In a British Columbia civil proceeding, Novus Entertainment Inc. alleged that a competing cable services provider had, among other things, abused a dominant position by means of below-cost pricing. Novus argued that the amendments to the Act permitting monetary penalties for past conduct constituting an abuse of dominance meant that Parliament changed the fundamental character of such conduct so that it is now unlawful when it occurs.

However, in a ruling last month Mr. Justice Greyell of the Supreme Court of British Columbia disagreed and struck the portion of Novus' tort claim which was based on an alleged contravention of the abuse of dominance provisions. Justice Greyell ruled that the lawfulness or unlawfulness of a defendant's conduct under the abuse of dominance provisions continues to remain subject to a finding by the Tribunal. Until such a determination is made by the Tribunal, it cannot be said that a defendant's conduct is unlawful. The judge also pointed out that the Tribunal may impose a monetary penalty only if it issues a remedial order under the abuse of dominance provisions. However, the Tribunal retains a discretion not to issue a remedial order even where conduct within the scope of the abuse of dominance provisions of the Act is established.

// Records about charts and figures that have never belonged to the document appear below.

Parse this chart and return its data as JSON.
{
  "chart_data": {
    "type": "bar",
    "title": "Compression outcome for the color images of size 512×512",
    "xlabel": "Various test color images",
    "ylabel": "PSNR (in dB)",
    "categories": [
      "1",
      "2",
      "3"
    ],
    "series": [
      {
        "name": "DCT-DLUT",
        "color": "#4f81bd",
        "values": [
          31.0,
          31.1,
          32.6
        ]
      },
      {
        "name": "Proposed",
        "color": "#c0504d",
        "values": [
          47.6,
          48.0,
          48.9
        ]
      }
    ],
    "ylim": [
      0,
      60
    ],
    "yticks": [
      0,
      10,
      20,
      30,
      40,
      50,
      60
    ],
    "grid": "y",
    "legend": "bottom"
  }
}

This ruling in the Novus case, if followed and upheld on any appeal, should help to address concerns that the recent amendments to the Act may chill pro-competitive competition by potentially dominant firms. In many cases, particularly where allegations of low pricing are raised, it can be difficult to distinguish acceptable vigorous competition from conduct that may be found to be abusive for the purposes of the Act. Accordingly, some businesses could choose to price less aggressively rather than risk multi-million dollar penalties and damage claims in private actions. It remains to be seen whether and in what amount and circumstances the Tribunal will issue monetary penalties for abuse of dominance, but a reduced prospect of civil actions will help provide Canadian businesses with greater confidence to compete vigorously in their markets.